Among Portuguese adults, there are 3 drug overdose deaths for every 1,000,000 citizens. Comparable numbers in other countries range from 10.2 per million in the Netherlands to 44.6 per million in the UK, all the way up to 126.8 per million in Estonia. The EU average is 17.3 per million.

Perhaps more significantly, the report notes that the use of "legal highs" – like so-called "synthetic" marijuana, "bath salts" and the like – is lower in Portugal than in any of the other countries for which reliable data exists. This makes a lot of intuitive sense: why bother with fake weed or dangerous designer drugs when you can get the real stuff? This is arguably a positive development for public health in the sense that many of the designer drugs that people develop to skirt existing drug laws have terrible and often deadly side effects.
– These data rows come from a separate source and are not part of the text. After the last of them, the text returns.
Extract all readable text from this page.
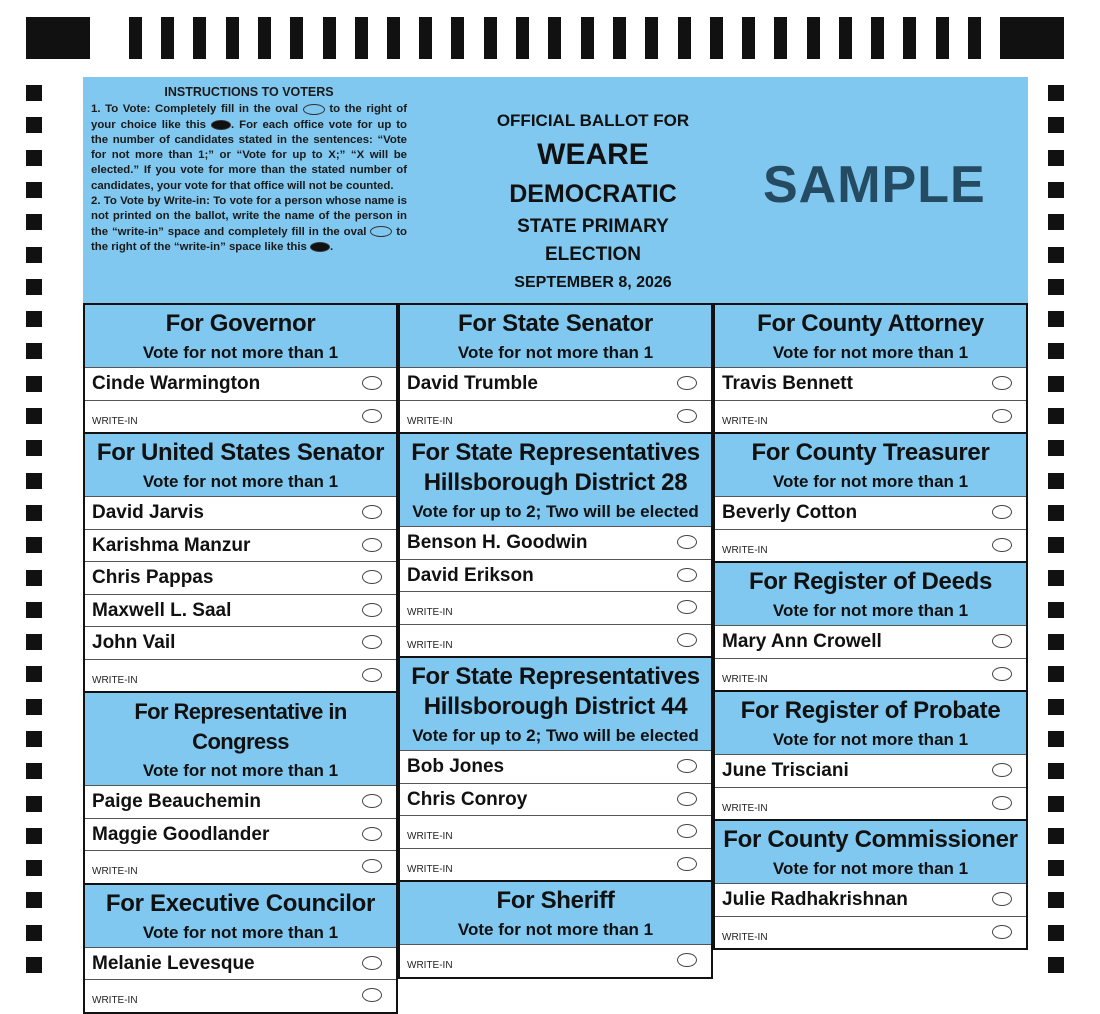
INSTRUCTIONS TO VOTERS

1. To Vote: Completely fill in the oval	to the right of your choice like this . For each office vote for up to the number of candidates stated in the sentences: “Vote for not more than 1;” or “Vote for up to X;” “X will be elected.” If you vote for more than the stated number of candidates, your vote for that office will not be counted.

2. To Vote by Write-in: To vote for a person whose name is not printed on the ballot, write the name of the person in the “write-in” space and completely fill in the oval	to the right of the “write-in” space like this .

OFFICIAL BALLOT FOR
WEARE
DEMOCRATIC
STATE PRIMARY
ELECTION
SEPTEMBER 8, 2026
SAMPLE
For Governor
Vote for not more than 1
Cinde Warmington
WRITE-IN
For United States Senator
Vote for not more than 1
David Jarvis
Karishma Manzur
Chris Pappas
Maxwell L. Saal
John Vail
WRITE-IN
For Representative in Congress
Vote for not more than 1
Paige Beauchemin
Maggie Goodlander
WRITE-IN
For Executive Councilor
Vote for not more than 1
Melanie Levesque
WRITE-IN
For State Senator
Vote for not more than 1
David Trumble
WRITE-IN
For State Representatives
Hillsborough District 28
Vote for up to 2; Two will be elected
Benson H. Goodwin
David Erikson
WRITE-IN
WRITE-IN
For State Representatives
Hillsborough District 44
Vote for up to 2; Two will be elected
Bob Jones
Chris Conroy
WRITE-IN
WRITE-IN
For Sheriff
Vote for not more than 1
WRITE-IN
For County Attorney
Vote for not more than 1
Travis Bennett
WRITE-IN
For County Treasurer
Vote for not more than 1
Beverly Cotton
WRITE-IN
For Register of Deeds
Vote for not more than 1
Mary Ann Crowell
WRITE-IN
For Register of Probate
Vote for not more than 1
June Trisciani
WRITE-IN
For County Commissioner
Vote for not more than 1
Julie Radhakrishnan
WRITE-IN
Drug use and drug deaths are complicated phenomena. They have many underlying causes. Portugal's low death rate can't be attributable solely to decriminalisation. As Dr. Joao Goulao, the architect of the country's decriminalization policy, has said, "it's very difficult to identify a causal link between decriminalisation by itself and the positive tendencies we have seen."

Getting caught with drugs in Portugal means a small fine and maybe a referral to a treatment program — not jail time and a criminal record

Still, it's very clear that decriminalisation hasn't had the severe consequences that its opponents predicted. As the Transform Drug Policy Institute says in its analysis of Portugal's drug laws, "The reality is that Portugal’s drug situation has improved significantly in several key areas. Most notably, HIV infections and drug-related deaths have decreased, while the dramatic rise in use feared by some has failed to materialise."

As US state legislatures debate with issues like marijuana legalisation and decriminalisation in the coming years, Portugal's 15-year experience may be informative.